Congrats., those cold winter's produce the kids.


----------



## kiyote (Jun 15, 2014)

yup. when de frost is on de pumkin.....

congrats!


----------



## Ruger (Jan 22, 2011)

Congrats, great looking grandchild!


----------



## glenway (Mar 27, 2011)

Sweet 16! Congratulations, Skip.


----------



## pokeyjeeper (Sep 5, 2013)

Congrats skip


----------



## prairiewolf (Feb 19, 2012)

Congrats Skip !!


----------



## youngdon (Mar 10, 2010)

Congratulations Skip. Hopefully they'll all be together soon.


----------



## 220swift (Mar 2, 2011)

Congratulations Skip, and I thought I was fortunate to have 9 Grand-kids but 16. Christmas around your house has got to be a ball.

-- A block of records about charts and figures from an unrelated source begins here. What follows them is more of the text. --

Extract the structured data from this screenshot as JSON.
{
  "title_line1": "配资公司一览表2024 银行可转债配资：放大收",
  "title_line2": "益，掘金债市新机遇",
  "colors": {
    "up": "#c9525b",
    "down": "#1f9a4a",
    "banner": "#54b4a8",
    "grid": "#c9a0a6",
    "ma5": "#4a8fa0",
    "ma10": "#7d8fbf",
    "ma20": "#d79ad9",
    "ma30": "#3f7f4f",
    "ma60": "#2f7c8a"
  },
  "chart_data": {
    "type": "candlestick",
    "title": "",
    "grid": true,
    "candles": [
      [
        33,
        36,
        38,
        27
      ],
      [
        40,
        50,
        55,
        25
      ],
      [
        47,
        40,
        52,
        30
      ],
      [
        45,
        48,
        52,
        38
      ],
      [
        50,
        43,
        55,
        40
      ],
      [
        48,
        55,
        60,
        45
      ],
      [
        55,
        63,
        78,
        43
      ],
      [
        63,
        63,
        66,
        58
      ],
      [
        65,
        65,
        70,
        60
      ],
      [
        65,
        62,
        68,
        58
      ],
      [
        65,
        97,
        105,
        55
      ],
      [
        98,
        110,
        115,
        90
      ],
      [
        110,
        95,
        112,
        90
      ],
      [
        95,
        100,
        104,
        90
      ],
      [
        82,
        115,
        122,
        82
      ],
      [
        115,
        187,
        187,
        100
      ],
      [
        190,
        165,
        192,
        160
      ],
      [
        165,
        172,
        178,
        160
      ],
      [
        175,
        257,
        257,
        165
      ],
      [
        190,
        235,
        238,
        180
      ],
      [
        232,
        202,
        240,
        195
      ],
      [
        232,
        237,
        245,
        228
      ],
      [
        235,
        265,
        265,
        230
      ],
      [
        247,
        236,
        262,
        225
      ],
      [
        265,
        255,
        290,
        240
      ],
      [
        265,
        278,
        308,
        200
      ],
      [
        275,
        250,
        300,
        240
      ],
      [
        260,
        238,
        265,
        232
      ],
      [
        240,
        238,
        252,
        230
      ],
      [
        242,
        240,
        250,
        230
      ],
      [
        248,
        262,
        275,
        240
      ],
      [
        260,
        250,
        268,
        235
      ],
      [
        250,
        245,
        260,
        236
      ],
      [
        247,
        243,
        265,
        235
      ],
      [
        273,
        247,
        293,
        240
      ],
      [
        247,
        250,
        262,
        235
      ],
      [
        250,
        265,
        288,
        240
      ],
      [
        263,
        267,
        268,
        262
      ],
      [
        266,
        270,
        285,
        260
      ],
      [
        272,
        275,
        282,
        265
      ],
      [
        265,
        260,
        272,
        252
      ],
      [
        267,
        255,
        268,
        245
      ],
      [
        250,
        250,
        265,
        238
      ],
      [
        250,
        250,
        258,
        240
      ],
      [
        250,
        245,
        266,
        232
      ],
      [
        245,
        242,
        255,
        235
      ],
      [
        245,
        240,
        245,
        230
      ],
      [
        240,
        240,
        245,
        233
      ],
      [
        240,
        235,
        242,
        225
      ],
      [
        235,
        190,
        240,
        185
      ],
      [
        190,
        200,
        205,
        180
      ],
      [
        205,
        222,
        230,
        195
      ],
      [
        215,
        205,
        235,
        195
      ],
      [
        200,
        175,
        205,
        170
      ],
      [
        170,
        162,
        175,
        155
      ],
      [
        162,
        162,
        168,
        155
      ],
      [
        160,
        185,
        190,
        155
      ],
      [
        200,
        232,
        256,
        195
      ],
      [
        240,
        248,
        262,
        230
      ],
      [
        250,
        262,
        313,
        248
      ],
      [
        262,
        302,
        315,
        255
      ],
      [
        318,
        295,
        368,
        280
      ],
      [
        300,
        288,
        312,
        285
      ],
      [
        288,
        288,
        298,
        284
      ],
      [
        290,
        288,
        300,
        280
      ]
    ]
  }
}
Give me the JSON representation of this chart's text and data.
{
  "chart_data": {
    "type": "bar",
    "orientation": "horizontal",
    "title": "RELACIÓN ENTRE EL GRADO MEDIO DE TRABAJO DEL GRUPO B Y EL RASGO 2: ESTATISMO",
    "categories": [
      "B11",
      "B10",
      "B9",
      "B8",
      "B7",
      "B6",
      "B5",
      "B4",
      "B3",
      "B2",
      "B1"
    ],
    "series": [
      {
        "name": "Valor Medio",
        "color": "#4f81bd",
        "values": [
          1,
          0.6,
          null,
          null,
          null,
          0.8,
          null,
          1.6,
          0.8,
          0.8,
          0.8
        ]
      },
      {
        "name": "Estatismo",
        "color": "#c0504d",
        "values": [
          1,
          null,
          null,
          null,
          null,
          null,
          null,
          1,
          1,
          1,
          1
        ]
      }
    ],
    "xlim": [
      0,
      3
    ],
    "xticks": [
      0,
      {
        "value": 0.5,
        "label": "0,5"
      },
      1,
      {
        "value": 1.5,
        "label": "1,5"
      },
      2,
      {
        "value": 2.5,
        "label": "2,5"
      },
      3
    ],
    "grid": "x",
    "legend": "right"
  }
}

Also hoping your son gets to reunite with his family soon.


----------



## SWAMPBUCK10PT (Apr 5, 2010)

*Thanks Guys -----Held her a hour this afternoon----She seems so small today she looks so different--Big smile and if I could tape her cry I'd have a great distress sound LOL---------------------Bill sure wants to hold her but he gets to see her in a video on his phone so that helps----maybe he'll get to hold her in a week or two---------------------------------skip*


----------



## azpredatorhunter (Jul 24, 2012)

Congratulations Skip


----------



## Tuffdaddy (Oct 26, 2012)

Congratulations!!

Sent from my iPhone using Tapatalk


----------



## C2C (Mar 17, 2012)

Congrats on a beauty .. don't think we will make 16, 9 now and 7 are boys . Hope your son heals up fast , this should be some incentive . Like the saying goes " if we had known grandkids were this much fun we would have had them first ". :thumbsup:


----------



## ReidRH (Feb 1, 2010)

Hmmm How did I miss this Congratulations SB!


----------